Anne Richardson had always hoped to tie the OCI to an Oregon college or university. She occasionally co-taught film classes at Portland State University, but was never able to land a permanent position. For instance, in 2018, Anne sent a letter to Lewis & Clark, asking them (successfully) to host the conference in 2019. In this letter, she also defined the OCI mission as
Rebranding Oregon film, animation and cartooning history as a source of cultural and intellectual wealth is central to our mission.
The Oregon Cartoon Institute becomes the Oregon Cartoon Project
In 2020, OCI co-founder Anne Richardson passed away from cancer. Since then, the board of directors has embarked on a re-envisioning process of the OCI. Anne’s sister Katherine Bruna Richardson was elected new president and treasurer, Ellen Thomas became secretary, Sebastian Heiduschke was appointed head of web development and of the move-to-print initiative. Sheldon Renan, Laura Berg and Kira Lesley were the other three directors. The OCI mailing address moved from Portland to Corvallis.
Due to the Covid-19 pandemic, the 2021 annual conference with the title “The Power of the Pen” was postponed and eventually cancelled. The conference committee, consisting of Ellen Thomas, Sheldon Renan and Sebastian Heiduschke, had originally booked Oregon State University’s Portland Center as venue, and invited graphic journalist Sarah Mirk to be the keynote speaker.

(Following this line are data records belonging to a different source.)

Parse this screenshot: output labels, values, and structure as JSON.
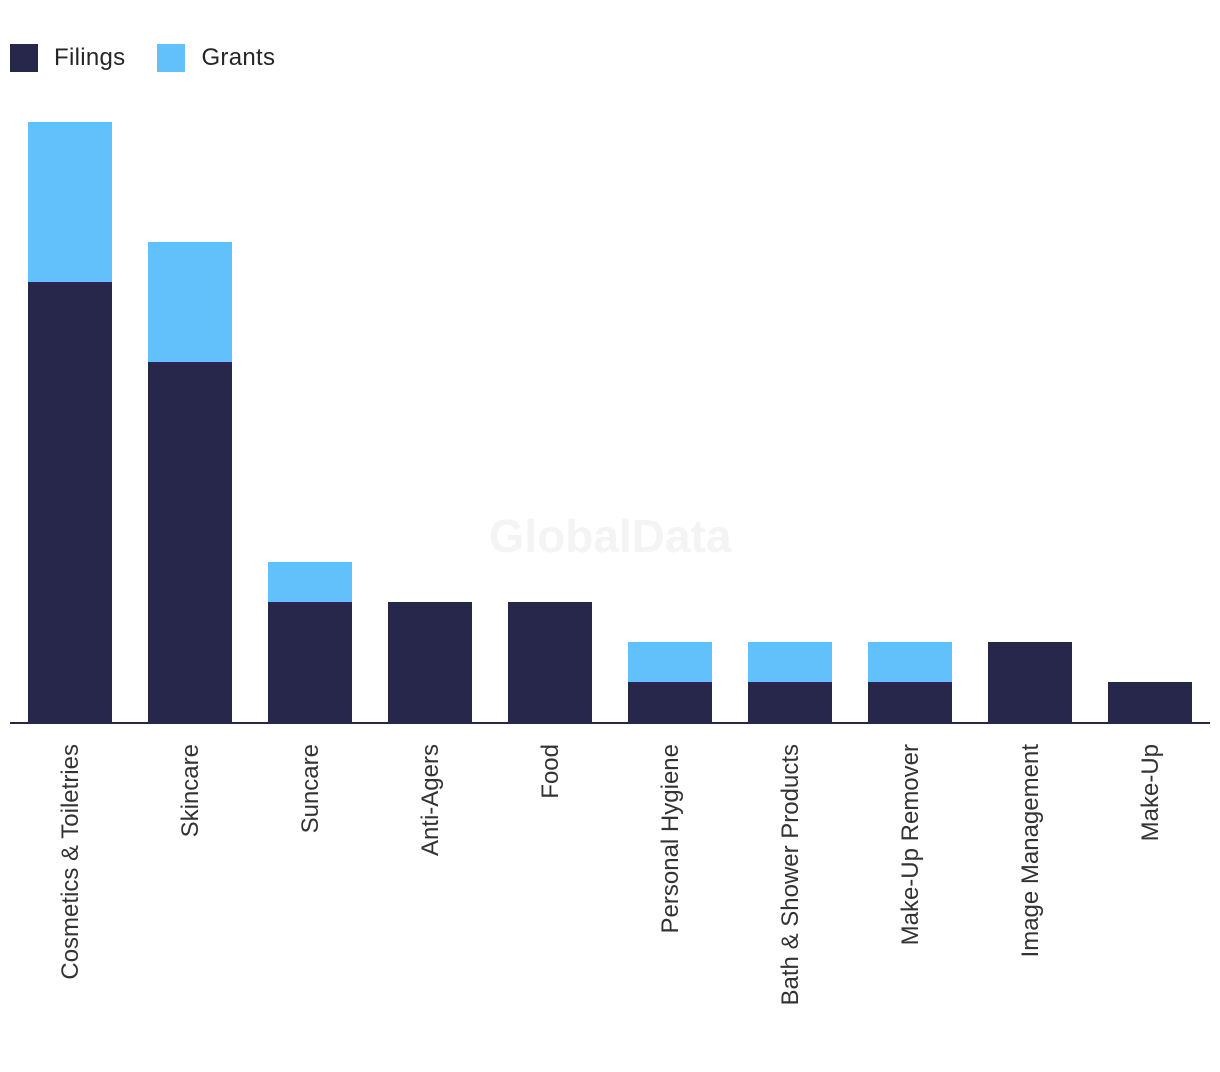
{
  "legend": [
    {
      "name": "Filings",
      "color": "#26274a"
    },
    {
      "name": "Grants",
      "color": "#62c1fa"
    }
  ],
  "watermark": "GlobalData",
  "chart_data": {
    "type": "bar",
    "stacked": true,
    "categories": [
      "Cosmetics & Toiletries",
      "Skincare",
      "Suncare",
      "Anti-Agers",
      "Food",
      "Personal Hygiene",
      "Bath & Shower Products",
      "Make-Up Remover",
      "Image Management",
      "Make-Up"
    ],
    "series": [
      {
        "name": "Filings",
        "color": "#26274a",
        "values": [
          11,
          9,
          3,
          3,
          3,
          1,
          1,
          1,
          2,
          1
        ]
      },
      {
        "name": "Grants",
        "color": "#62c1fa",
        "values": [
          4,
          3,
          1,
          0,
          0,
          1,
          1,
          1,
          0,
          0
        ]
      }
    ],
    "ylim": [
      0,
      15
    ],
    "grid": false,
    "legend_position": "top-left"
  }
}
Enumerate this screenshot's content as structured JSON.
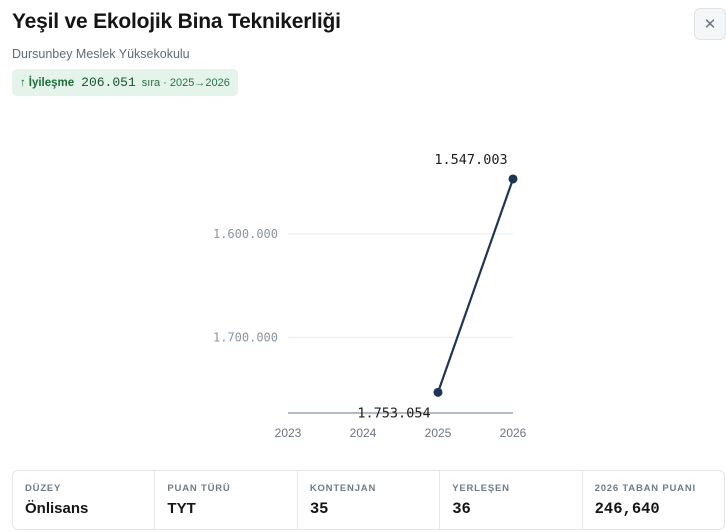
{
  "header": {
    "title": "Yeşil ve Ekolojik Bina Teknikerliği",
    "subtitle": "Dursunbey Meslek Yüksekokulu",
    "close_glyph": "✕"
  },
  "badge": {
    "arrow": "↑",
    "label": "İyileşme",
    "value": "206.051",
    "suffix": "sıra · 2025→2026",
    "color": "#1f6b3c"
  },
  "chart_data": {
    "type": "line",
    "x": [
      "2023",
      "2024",
      "2025",
      "2026"
    ],
    "y_ticks": [
      1600000,
      1700000
    ],
    "y_tick_labels": [
      "1.600.000",
      "1.700.000"
    ],
    "y_inverted": true,
    "ylim": [
      1548000,
      1773000
    ],
    "series": [
      {
        "points": [
          {
            "x": "2025",
            "y": 1753054,
            "label": "1.753.054"
          },
          {
            "x": "2026",
            "y": 1547003,
            "label": "1.547.003"
          }
        ],
        "color": "#1f3557"
      }
    ],
    "grid": true
  },
  "stats": [
    {
      "label": "DÜZEY",
      "value": "Önlisans"
    },
    {
      "label": "PUAN TÜRÜ",
      "value": "TYT"
    },
    {
      "label": "KONTENJAN",
      "value": "35"
    },
    {
      "label": "YERLEŞEN",
      "value": "36"
    },
    {
      "label": "2026 TABAN PUANI",
      "value": "246,640"
    }
  ]
}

Before her passing, Anne had deleted the websites of the Oregon Cartoon Institute and of Oregon Movies, A to Z (an OCI project). The board decided to prioritize the rebuilding of a web presence and to fund a “move-to-print” initiative with the task to publish previous OCI events in print form and as digital humanities projects. One of the first steps was the commissioning of a new animated logo by Bill Plympton.
Over the following months, a lengthy process of taking stock of the Institute followed. The board is still working on the re-envisioning of the organization. As a first step, the board voted on and approved the new name, Oregon Cartoon Project, along with the tag line “Oregon Cartoons & Cartooning. Past, Present, Future” in February 2022. The Oregon Cartoon Project created an advisory board after director Sheldon Renan stepped down, and asked him to become the inaugural chair, which he accepted.
The organization joined the Oregon Historical Society as a non-profit organizational member in early 2022 to support the research for the Oregon Cartoon Project’s first print publications, slated for 2026. A number of projects organized by the OCP’s inaugural artist-in-residence Sarah Mirk took place in 2022. The OCP changed its logo after a contest, and the board reconstituted itself. In a return to its roots in 2007, the OCP is run again by two people.